After reaching this finding, the high court drew two further — important — conclusions.

First, it held that if interception was illegal, then copies of the intercepted material had to be destroyed. Second — and more important — the high court held that the evidence that had been obtained through illegal surveillance could not be used by the CBI in court.

The reason for this was that illegal surveillance amounted to a breach of the fundamental right of privacy; and as unconstitutional methods had been used to collect the said evidence, they could not then be used against the very person whose constitutional rights had been breached.

A significant part of the high court’s ruling was based upon the famous Puttaswamy judgment of the Supreme Court, where a nine-judge bench held that privacy was a fundamental right under the Constitution; the reasoning in the Puttaswamy judgment heralded a revival of a rights-oriented constitutionalism, where the individual was placed at the centre of the constitutional scheme — especially when it came to the question of limiting arbitrary and unaccountable State power.

At a time where a large amount of surveillance takes place extra-legally — as the Pegasus affair shows — laws, the rule of law, and courts will never by themselves be enough to protect and vindicate the right to privacy against State intrusion.

For that, conscientious whistleblowers, and a free and active press will be required. However, the Bombay High Court’s excellent judgment shows us that when cases of extra-legal and unauthorised surveillance come to light, the courts have a role to play in ensuring that the rule of law is upheld and vindicated, and — most important — that the State is not permitted to take advantage of breaking the law and illegally snooping on citizens.

In that context, it is also important to note that the law itself ought to be reformed. The legal framework for surveillance remains the antiquated 1885 Telegraph Act, and its attendant rules.

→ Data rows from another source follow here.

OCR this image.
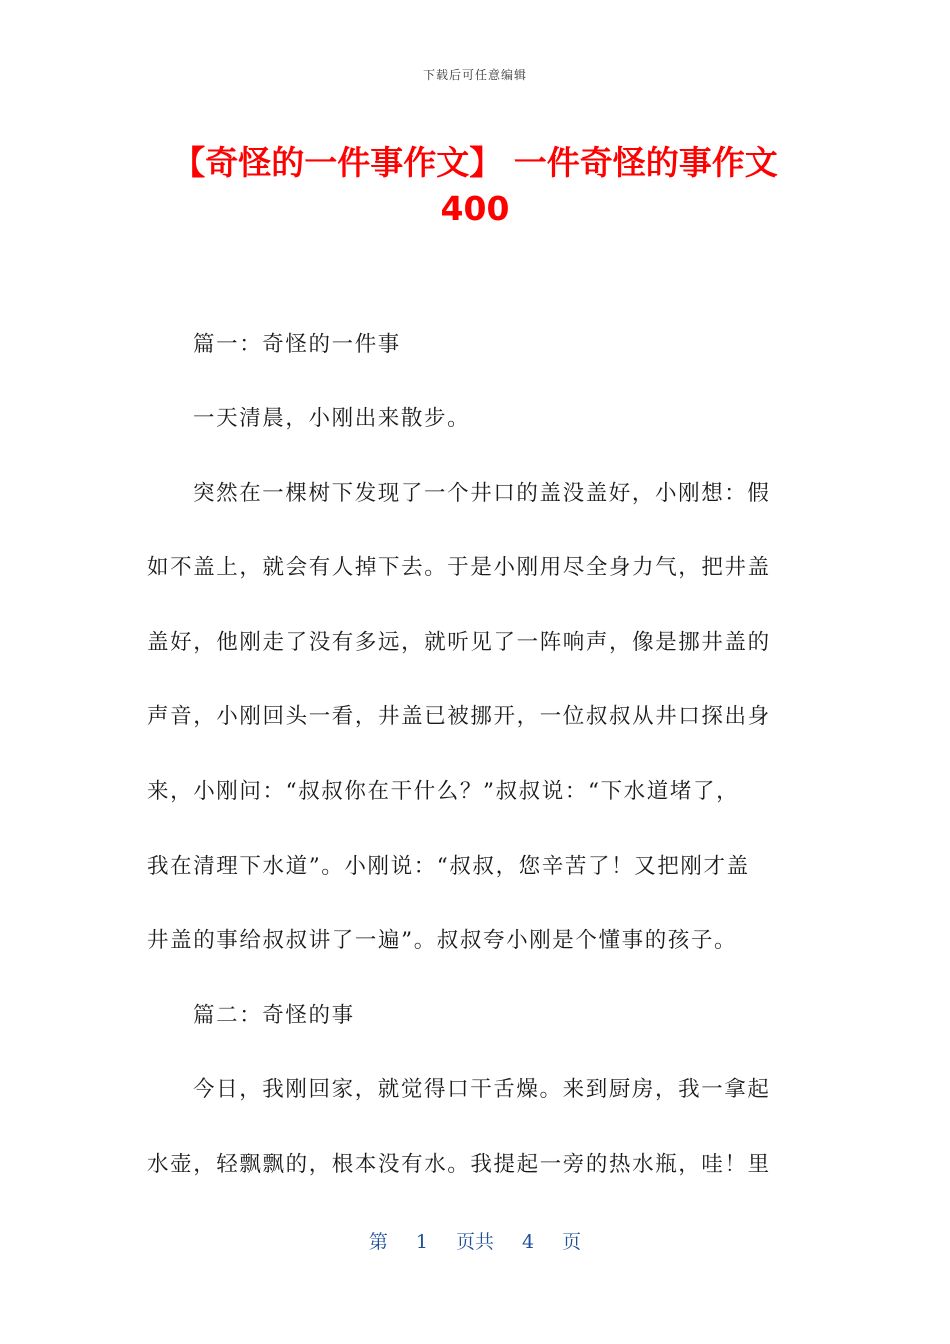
下载后可任意编辑
【奇怪的一件事作文】 一件奇怪的事作文
400
篇一：奇怪的一件事
一天清晨，小刚出来散步。
突然在一棵树下发现了一个井口的盖没盖好，小刚想：假
如不盖上，就会有人掉下去。于是小刚用尽全身力气，把井盖
盖好，他刚走了没有多远，就听见了一阵响声，像是挪井盖的
声音，小刚回头一看，井盖已被挪开，一位叔叔从井口探出身
来，小刚问：“叔叔你在干什么？”叔叔说：“下水道堵了，
我在清理下水道”。小刚说：“叔叔，您辛苦了！又把刚才盖
井盖的事给叔叔讲了一遍”。叔叔夸小刚是个懂事的孩子。
篇二：奇怪的事
今日，我刚回家，就觉得口干舌燥。来到厨房，我一拿起
水壶，轻飘飘的，根本没有水。我提起一旁的热水瓶，哇！里
第 1 页共 4 页
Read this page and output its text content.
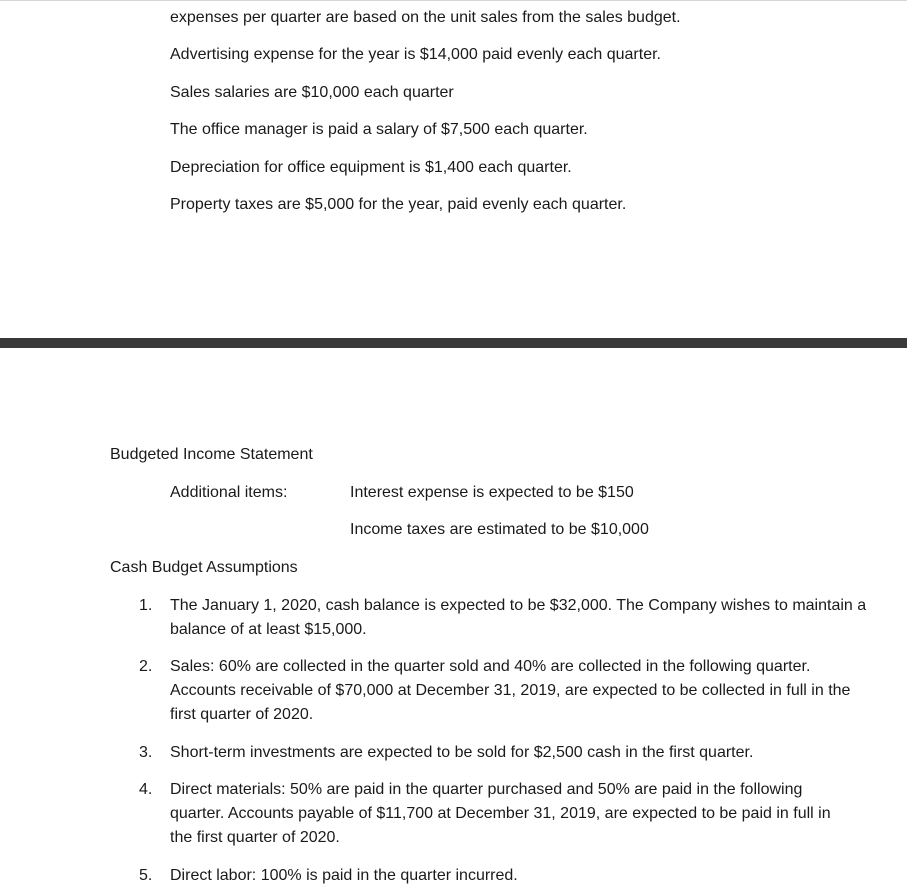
expenses per quarter are based on the unit sales from the sales budget.
Advertising expense for the year is $14,000 paid evenly each quarter.
Sales salaries are $10,000 each quarter
The office manager is paid a salary of $7,500 each quarter.
Depreciation for office equipment is $1,400 each quarter.
Property taxes are $5,000 for the year, paid evenly each quarter.
Budgeted Income Statement
Additional items:	Interest expense is expected to be $150
Income taxes are estimated to be $10,000
Cash Budget Assumptions
1. The January 1, 2020, cash balance is expected to be $32,000. The Company wishes to maintain a
balance of at least $15,000.
2. Sales: 60% are collected in the quarter sold and 40% are collected in the following quarter.
Accounts receivable of $70,000 at December 31, 2019, are expected to be collected in full in the
first quarter of 2020.
3. Short-term investments are expected to be sold for $2,500 cash in the first quarter.
4. Direct materials: 50% are paid in the quarter purchased and 50% are paid in the following
quarter. Accounts payable of $11,700 at December 31, 2019, are expected to be paid in full in
the first quarter of 2020.
5. Direct labor: 100% is paid in the quarter incurred.
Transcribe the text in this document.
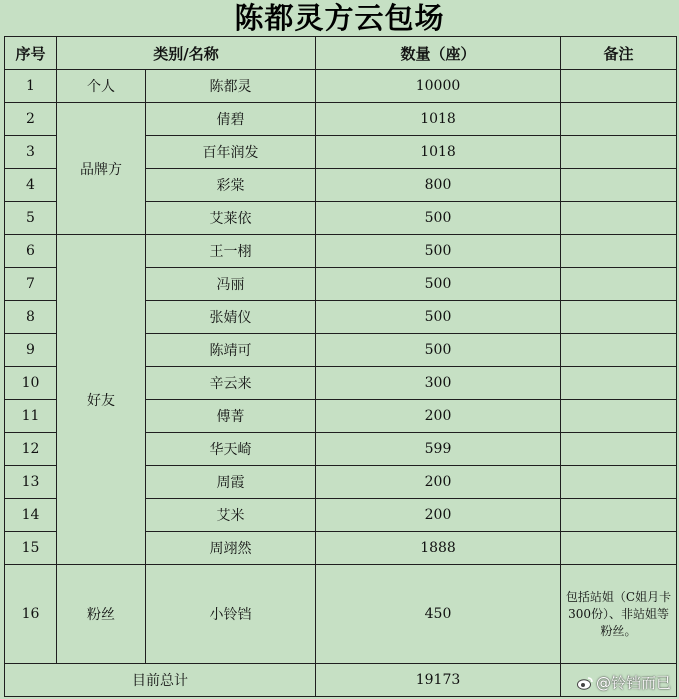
陈都灵方云包场
序号	类别/名称		数量（座）	备注
1	个人	陈都灵	10000	
2	品牌方	倩碧	1018	
3		百年润发	1018	
4		彩棠	800	
5		艾莱依	500	
6	好友	王一栩	500	
7		冯丽	500	
8		张婧仪	500	
9		陈靖可	500	
10		辛云来	300	
11		傅菁	200	
12		华天崎	599	
13		周霞	200	
14		艾米	200	
15		周翊然	1888	
16	粉丝	小铃铛	450	包括站姐（C姐月卡300份）、非站姐等粉丝。
目前总计			19173		@铃铛而已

Disappointingly, the data protection bill that is presently pending before the Union Cabinet makes no mention of surveillance reform. It is the urgent need of the hour to bring in laws that limit the State’s powers of surveillance only to those situations where it is strictly necessary (and never conducted in bulk, upon the entire population) — and more important, introduce stringent penalties for illegal surveillance, if — and when — that comes to light. The WhatsApp-Pegasus controversy affords a golden opportunity to do just that.